What has changed at work post-lockdown?

We have made a point of following the government guidelines and going above and beyond them in places. All staff wear visors and a fresh pair of gloves for every client. Our waiting area is now outside under a marquee where everyone must be 1-2m apart. Clients use hand sanitiser and are given a mask before they can enter. Everyone’s hair is washed before their cut and we use disposable gowns for every client.

We have a lot of NHS workers from Southampton General Hospital come in to us and they have all been extremely impressed with the level of hygiene and PPE we have in place in the shop and comment how it’s on a level with what they expect at work.

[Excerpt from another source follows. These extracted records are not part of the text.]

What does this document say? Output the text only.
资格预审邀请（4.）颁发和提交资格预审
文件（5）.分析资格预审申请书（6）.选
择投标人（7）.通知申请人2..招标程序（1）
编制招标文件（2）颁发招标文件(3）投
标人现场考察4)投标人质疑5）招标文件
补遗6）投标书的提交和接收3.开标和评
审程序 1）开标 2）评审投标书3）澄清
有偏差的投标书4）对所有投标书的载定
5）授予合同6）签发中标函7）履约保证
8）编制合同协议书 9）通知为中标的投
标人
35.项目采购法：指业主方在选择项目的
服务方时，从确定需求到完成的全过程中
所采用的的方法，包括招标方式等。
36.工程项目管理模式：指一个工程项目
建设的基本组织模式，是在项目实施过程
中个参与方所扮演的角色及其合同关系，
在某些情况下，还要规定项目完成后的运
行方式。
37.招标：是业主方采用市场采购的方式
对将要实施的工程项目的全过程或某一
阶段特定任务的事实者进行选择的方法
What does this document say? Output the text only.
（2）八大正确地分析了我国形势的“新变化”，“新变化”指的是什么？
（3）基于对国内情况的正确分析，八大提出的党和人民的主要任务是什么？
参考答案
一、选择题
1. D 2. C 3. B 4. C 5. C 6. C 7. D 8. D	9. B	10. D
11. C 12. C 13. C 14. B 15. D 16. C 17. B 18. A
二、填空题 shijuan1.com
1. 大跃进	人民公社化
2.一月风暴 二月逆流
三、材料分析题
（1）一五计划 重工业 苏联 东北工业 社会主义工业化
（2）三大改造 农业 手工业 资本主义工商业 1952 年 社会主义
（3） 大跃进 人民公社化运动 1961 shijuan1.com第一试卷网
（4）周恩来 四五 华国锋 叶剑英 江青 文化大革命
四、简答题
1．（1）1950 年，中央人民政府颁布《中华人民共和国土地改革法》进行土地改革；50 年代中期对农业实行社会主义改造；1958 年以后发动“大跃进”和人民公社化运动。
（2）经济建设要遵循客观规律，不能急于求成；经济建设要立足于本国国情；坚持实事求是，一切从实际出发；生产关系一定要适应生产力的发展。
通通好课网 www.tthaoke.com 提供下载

So many clients have said how safe they feel coming in to see us, especially as there are many other barbershops near us failing to even follow the basic guidelines. Because of this we’ve even gained some new clients purely because of how seriously we are taking the safety in the shop.


What have you learnt from lockdown? (positives and negatives) 

One of the biggest things I have learnt is that life is for living and not all about work.

I think a lot of us in the industry realised how little of a life we had out of the shop. Missing meals, family moments, hobbies, the list goes on and on. I definitely plan to have a better work life balance from now on

I want to make sure I take the time for myself in life now and do the other things I enjoy. Keep up with my art, travel a bit more and spend quality time making memories with my loved ones.

I also realised that I don’t have to work myself into the ground to make enough money to live. Yes, I have gone without a few luxuries the last few months and I’m not going to lie, financially it’s been a struggle. Especially as my other half is a chef, another industry to have been massively affected by lockdown. But we now know we can budget, spend a little less and still have a happy life together.

I’m extremely grateful to have such a supporting partner at home with me who knows I have bad days and sometimes I need him more than normal. If it wasn’t for him being so kind, helpful and considerate I probably would be much worse right now mentally.

I’ve learnt to take myself off the pedestal that I put myself on and reminded myself I am in fact a human. I can’t be perfect all the time. I don’t need to make everything better for everyone. I make mistakes. I can’t be responsible for everyone else. I get tired. Sometimes I’m sad or angry. And yes I get stressed. But that’s all normal and it’s totally acceptable to have low days.


Bethany’s Be Kinder Tips


  • Instead of hiding my feelings from my clients I’ve started to be honest and not lie when they ask how I am. If I’m having a bad day I tell them. If my anxiety is really bad I explain why I might be a bit quieter than normal. It also means they see me as a human with feelings and not a barber robot that is just here to cut hair 24/7.
  • Get help with your mental health and take it as serious and your physical health.Our brains are on-the-go non-stop and it’s easy to neglect your mental health. Seek help from your GP, contact a mental health crisis team or even call Samaritans to just talk through your feelings. It helps, trust me!
  • It’s important to find ways to manage stress and anxiety. I meditate often, take long hot baths, go for walks in the forest, practice mindfulness and I’ve even found that using CBD oil as an alternative to anxiety medication helps calm me down and even stop me from having a panic attack. Find whatever works for you.